In Reply to: A very interesting article on an Autism gene posted by Ellena on November 28, 2000 at 15:12:28:

: Nov. 27, 2000 (Washington) -- Scientists have long theorized that about
: 15 different genes play a role in who is born with the severe brain disorder
: autism -- and now they've finally found one of those genes.

: A study of 57 autism patients found that 40% carry a mutated version of
: the HOXA1 gene, which plays a crucial role in early brain development,
: University of Rochester scientists reported Monday.
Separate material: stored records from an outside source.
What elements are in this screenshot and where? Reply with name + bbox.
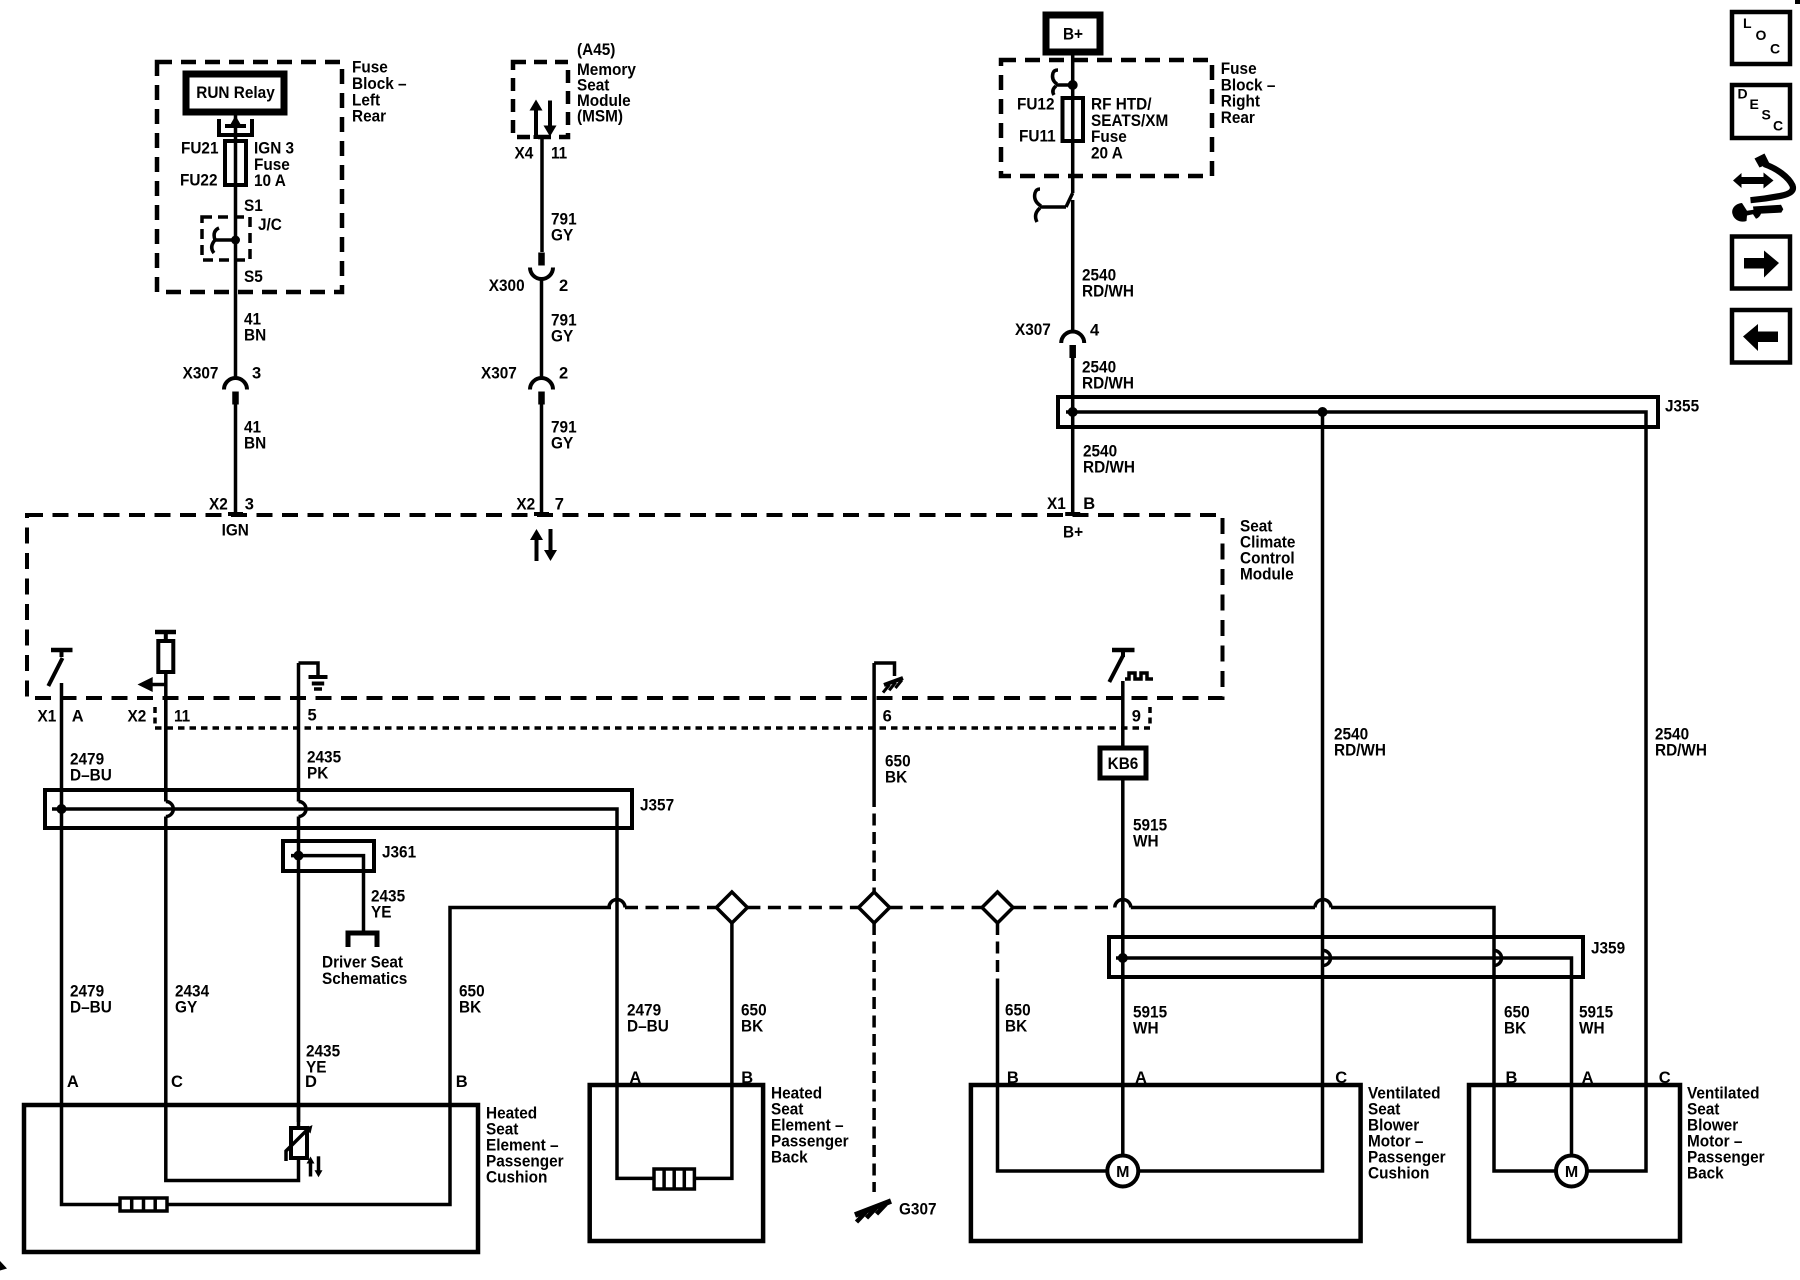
svg-text:11: 11 [174,708,190,726]
node: 5915 WH tap on J359 [1118,953,1128,963]
svg-text:L: L [1743,15,1752,31]
svg-text:G307: G307 [899,1201,937,1219]
wire 2540 RD/WH (J355 middle drop to blower cushion pin C) [1321,412,1325,1085]
ground G307 [855,1201,891,1215]
svg-text:WH: WH [1579,1020,1605,1038]
svg-text:PK: PK [307,765,328,783]
wire 650 BK (diamond down to blower cushion pin B) [996,923,1000,985]
wire: RUN relay output [234,112,238,240]
internal wires to motor [998,1085,1107,1171]
svg-text:2: 2 [559,365,568,383]
svg-text:3: 3 [252,365,261,383]
connector X300 pin 2 [530,268,553,280]
svg-text:D–BU: D–BU [627,1018,669,1036]
svg-text:D: D [1738,86,1748,102]
ground bus hops over 2479 D-BU wire [609,900,625,908]
wire 650 BK (pin 6 toward G307) [872,698,876,795]
wire 2479 D-BU (J357 bus end down to heated back pin A) [615,828,619,1085]
wire 5915 WH (J359 bus end down to blower back pin A) [1570,977,1574,1085]
svg-text:BK: BK [885,769,907,787]
junction block J355 [1058,397,1658,427]
svg-text:A: A [67,1073,79,1091]
svg-text:X2: X2 [128,708,147,726]
splice diamond (heated back ground) [716,892,747,923]
svg-text:S5: S5 [244,268,263,286]
icon button LOC [1732,12,1790,64]
svg-text:Driver Seat: Driver Seat [322,954,403,972]
svg-text:BK: BK [741,1018,763,1036]
svg-text:BK: BK [1005,1018,1027,1036]
page corner mark bottom-left [0,1261,7,1271]
wire 2434 GY passes through J357 (bump) [166,802,174,817]
wire 791 GY (X300 to X307) [540,279,544,378]
svg-text:10 A: 10 A [254,172,286,190]
splice tap hook below fuse block [1066,193,1073,207]
svg-text:D: D [305,1073,317,1091]
icon button: forward arrow [1732,237,1790,289]
svg-text:(MSM): (MSM) [577,108,623,126]
wire 5915 WH (pin 9 to KB6) [1121,698,1125,748]
svg-text:J359: J359 [1591,940,1625,958]
fuse FU12/FU11 RF HTD/SEATS/XM Fuse 20 A [1063,98,1084,141]
svg-text:B+: B+ [1063,524,1083,542]
icon button DESC [1732,85,1790,138]
icon button: back arrow [1732,310,1790,363]
module internal data arrows at X2-7 [535,538,539,561]
module Seat Climate Control Module (dashed box) [27,515,1223,698]
node: 2435 tap on J361 [294,851,304,861]
svg-text:Block –: Block – [352,75,407,93]
svg-text:FU22: FU22 [180,172,218,190]
svg-text:Fuse: Fuse [352,59,388,77]
J357 internal bus bar [52,809,617,828]
svg-text:X1: X1 [1047,495,1066,513]
svg-text:RD/WH: RD/WH [1083,459,1135,477]
svg-text:J357: J357 [640,797,674,815]
wire 2540 RD/WH (J355 right drop to blower back pin C) [1644,427,1648,1085]
svg-text:X1: X1 [38,708,57,726]
ground bus dashed segment (right) [1013,906,1115,910]
svg-text:A: A [72,708,84,726]
svg-text:GY: GY [551,435,573,453]
wire 2540 RD/WH (J355 to module pin X1-B) [1071,412,1075,515]
svg-text:RF HTD/: RF HTD/ [1091,96,1152,114]
internal wire element to pin B [694,1085,732,1178]
J361 internal bus bar [291,856,364,871]
svg-text:7: 7 [555,496,564,514]
junction block J361 [283,841,374,871]
svg-text:B: B [741,1069,753,1087]
svg-text:A: A [629,1069,641,1087]
wire 650 BK (diamond down to heated back pin B) [730,923,734,1085]
svg-text:4: 4 [1090,322,1100,340]
motor M (blower cushion) [1107,1156,1138,1187]
wire 2435 YE (J361 branch to driver seat schematics) [362,871,366,933]
wire 2435 PK (through J357 to J361) [297,817,301,856]
svg-text:(A45): (A45) [577,41,615,59]
connector X2 extent (dotted line with end ticks) [155,726,1150,730]
svg-text:M: M [1116,1164,1129,1181]
thermistor (seat temperature sensor) [297,1105,301,1128]
ground bus hops over 2540 RD/WH wire [1315,900,1331,908]
svg-text:Back: Back [771,1149,808,1167]
svg-text:Left: Left [352,91,381,109]
wire 2479 D-BU (J357 dot down to heated cushion pin A) [60,809,64,1105]
svg-text:B: B [1007,1069,1019,1087]
svg-text:Block –: Block – [1221,76,1276,94]
svg-text:WH: WH [1133,833,1159,851]
svg-text:RD/WH: RD/WH [1082,283,1134,301]
wire 650 BK passes through J359 (bump) [1494,951,1502,966]
component box: Heated Seat Element - Passenger Cushion [24,1105,478,1252]
svg-text:M: M [1565,1164,1578,1181]
module (A45) Memory Seat Module MSM (dashed box) [513,62,568,137]
svg-text:GY: GY [551,328,573,346]
splice symbol inside J/C [215,238,236,242]
node: 2479 D-BU tap on J357 [57,804,67,814]
wire 5915 WH (KB6 to J359) [1121,778,1125,958]
wire 2479 D-BU (pin X1-A to J357) [60,698,64,809]
motor M (blower back) [1556,1156,1587,1187]
svg-text:Module: Module [1240,566,1294,584]
svg-text:X4: X4 [515,145,535,163]
svg-text:9: 9 [1132,708,1141,726]
svg-text:FU12: FU12 [1017,96,1055,114]
thermistor flow arrows [309,1162,313,1177]
svg-text:B+: B+ [1063,26,1083,44]
svg-text:C: C [1773,118,1783,134]
svg-text:J355: J355 [1665,398,1699,416]
svg-text:B: B [456,1073,468,1091]
svg-text:RUN Relay: RUN Relay [196,84,275,102]
ground bus dashed segment [747,906,858,910]
connector X307 pin 3 [224,378,247,390]
svg-text:A: A [1135,1069,1147,1087]
internal wire element to pin B [167,1105,450,1205]
junction J/C dashed box with splice S1/S5 [202,217,250,260]
wire 650 BK (heated cushion pin B up to ground bus) [450,908,611,1106]
svg-text:6: 6 [883,708,892,726]
svg-text:C: C [1770,41,1780,57]
junction block J359 [1109,937,1583,977]
svg-text:GY: GY [551,227,573,245]
svg-text:X2: X2 [516,496,535,514]
page corner mark top-right [1795,0,1800,4]
svg-text:X307: X307 [481,365,517,383]
svg-text:5: 5 [308,707,317,725]
wire 791 GY (X307 to module pin X2-7) [540,403,544,515]
relay RUN Relay [186,74,284,112]
internal ground at pin 6 [874,663,894,676]
component box: Ventilated Seat Blower Motor - Passenger Back [1469,1085,1680,1241]
internal wires to motor [1494,1085,1556,1171]
svg-text:A: A [1582,1069,1594,1087]
wire 5915 WH (J359 to blower cushion pin A) [1121,958,1125,1085]
svg-text:20 A: 20 A [1091,144,1123,162]
svg-text:IGN 3: IGN 3 [254,140,294,158]
pin X4 | 11 of MSM [534,135,551,139]
svg-text:11: 11 [551,145,567,163]
power node B+ [1046,15,1100,52]
wire 650 BK (diamond down to G307) [872,923,876,1192]
svg-text:Cushion: Cushion [1368,1165,1429,1183]
svg-text:Back: Back [1687,1165,1724,1183]
svg-text:BK: BK [1504,1020,1526,1038]
svg-text:GY: GY [175,999,197,1017]
wire 41 BN to module pin X2-3 [234,403,238,515]
internal wire pin A to heater element [617,1085,654,1178]
svg-text:Schematics: Schematics [322,970,407,988]
icon: diagnostic tools (arrows + wrench) [1733,173,1774,189]
option code KB6 [1100,748,1146,778]
wire 650 BK (ground bus to blower back pin B) [1331,908,1494,1086]
svg-text:Rear: Rear [352,108,387,126]
internal sense resistor + signal arrow at pin X2-11 [155,630,176,635]
svg-text:C: C [1335,1069,1347,1087]
internal wire pin A to heater element [62,1105,121,1205]
svg-text:YE: YE [371,904,392,922]
svg-text:Fuse: Fuse [1221,60,1257,78]
wire 2435 PK passes through J357 (bump) [299,802,307,817]
fuse block - left rear (dashed enclosure) [157,62,342,292]
svg-text:SEATS/XM: SEATS/XM [1091,112,1168,130]
ground bus dashed segment [890,906,982,910]
internal wire thermistor to pin C [166,1105,299,1181]
fuse FU21/FU22 IGN 3 Fuse 10 A [225,141,246,185]
svg-text:E: E [1750,96,1759,112]
wire 2540 RD/WH passes through J359 (bump) [1323,951,1331,966]
svg-text:Fuse: Fuse [1091,128,1127,146]
splice diamond (G307 tap) [859,892,890,923]
svg-text:B: B [1506,1069,1518,1087]
ground bus hops over 5915 WH wire [1115,900,1131,908]
svg-text:BN: BN [244,435,266,453]
svg-text:FU21: FU21 [181,140,219,158]
svg-text:J361: J361 [382,844,416,862]
svg-text:IGN: IGN [222,522,249,540]
ground bus dashed segment (left) [625,906,716,910]
ground bus solid segment [1131,906,1315,910]
wire 2540 RD/WH (fuse to X307) [1071,200,1075,332]
connector X307 pin 2 [530,378,553,390]
splice diamond (blower cushion ground) [982,892,1013,923]
node: B+ tap on J355 [1068,407,1078,417]
svg-text:B: B [1083,495,1095,513]
svg-text:Rear: Rear [1221,109,1256,127]
svg-text:J/C: J/C [258,216,282,234]
svg-text:Right: Right [1221,93,1261,111]
J359 internal bus bar [1116,958,1572,977]
wire 791 GY (MSM to X300) [540,137,544,252]
wire 2434 GY (through J357 down to heated cushion pin C) [164,817,168,1106]
fuse block - right rear (dashed enclosure) [1001,60,1212,176]
svg-text:WH: WH [1133,1020,1159,1038]
svg-text:BN: BN [244,327,266,345]
internal driver switch at pin X1-A [51,648,73,653]
svg-text:C: C [171,1073,183,1091]
svg-text:X2: X2 [209,496,228,514]
J355 internal bus bar [1066,412,1646,427]
internal PWM driver at pin 9 [1112,648,1135,653]
svg-text:S: S [1762,107,1771,123]
wire 2540 RD/WH (X307 to J355) [1071,357,1075,412]
wire 2435 YE (J361 down to heated cushion pin D) [297,856,301,1122]
wire B+ into fuse block [1071,52,1075,193]
connector X307 pin 4 [1061,332,1084,344]
svg-text:O: O [1756,27,1767,43]
svg-text:S1: S1 [244,197,263,215]
relay terminal bracket + arrow [219,119,252,135]
svg-text:X300: X300 [489,277,525,295]
component box: Ventilated Seat Blower Motor - Passenger Cushion [971,1085,1361,1241]
svg-text:C: C [1659,1069,1671,1087]
splice tap hook at B+ bus [1056,83,1073,87]
wire 2435 PK (pin 5 to J357) [297,698,301,802]
svg-text:FU11: FU11 [1019,128,1056,146]
svg-text:D–BU: D–BU [70,999,112,1017]
svg-text:D–BU: D–BU [70,767,112,785]
svg-text:Cushion: Cushion [486,1169,547,1187]
svg-text:RD/WH: RD/WH [1082,375,1134,393]
svg-text:X307: X307 [1015,321,1051,339]
heater element (back) [654,1169,694,1189]
junction block J357 [45,790,632,828]
svg-text:2: 2 [559,277,568,295]
component box: Heated Seat Element - Passenger Back [590,1085,763,1241]
svg-text:X307: X307 [183,365,219,383]
internal ground at pin 5 [299,663,319,675]
svg-text:3: 3 [245,496,254,514]
node: blower cushion feed tap on J355 [1318,407,1328,417]
MSM bidirectional data arrows [534,109,538,136]
heater element (cushion) [120,1198,167,1211]
wire: splice to S5 and down [234,240,238,377]
svg-text:KB6: KB6 [1108,755,1139,773]
svg-text:RD/WH: RD/WH [1655,742,1707,760]
off-page connector: Driver Seat Schematics [348,933,377,947]
svg-text:RD/WH: RD/WH [1334,742,1386,760]
svg-text:BK: BK [459,999,481,1017]
wire 2434 GY (pin X2-11 down) [164,698,168,802]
: Children need to inherit just one copy of the mutated gene from one
: parent to have autism. In fact, scientists found only one patient, a very
: severe case, who inherited a copy of the bad gene from both parents,
: suggesting that when that happens the fetus usually dies, said lead
: researcher Patricia Rodier, who heads the university's National Institutes
: of Health (NIH)-funded autism research center.

: The NIH called the finding a significant step in understanding what
: predisposes people to developing autism. More than 400,000 Americans
: have the brain disorder, characterized by profound social withdrawal,
: repetitive behavior and inability to communicate. Research suggests it's
: caused when something goes wrong during critical fetal brain
: development -- a theory that the gene discovery, which was published in
: the December issue of the journal Teratology, supports.

: Why don't parents who harbor the defective gene have autism
: themselves? Some do have very subtle symptoms, suggesting that
: something else, perhaps some other gene, keeps the autism-related
: gene in check, Rodier said.

: HOXA1 is one of a family of genes vital to early embryo development
: because genes in the group turn on or off other genes. HOXA1's specific
: role is in brain development. Mice who lack this gene have brainstem
: damage, malformed ears and other classic signs of autism -- one reason
: Rodier's research team decided to check the gene's role in people.

: It's not the kind of gene that could ever be fixed with gene therapy. But
: the discovery may help doctors unravel just how the brain changes when
: HOXA1 is abnormal, Rodier said.

: "If you figure out the brain changes, you're on your way, we hope, to
: finding better treatments," she said.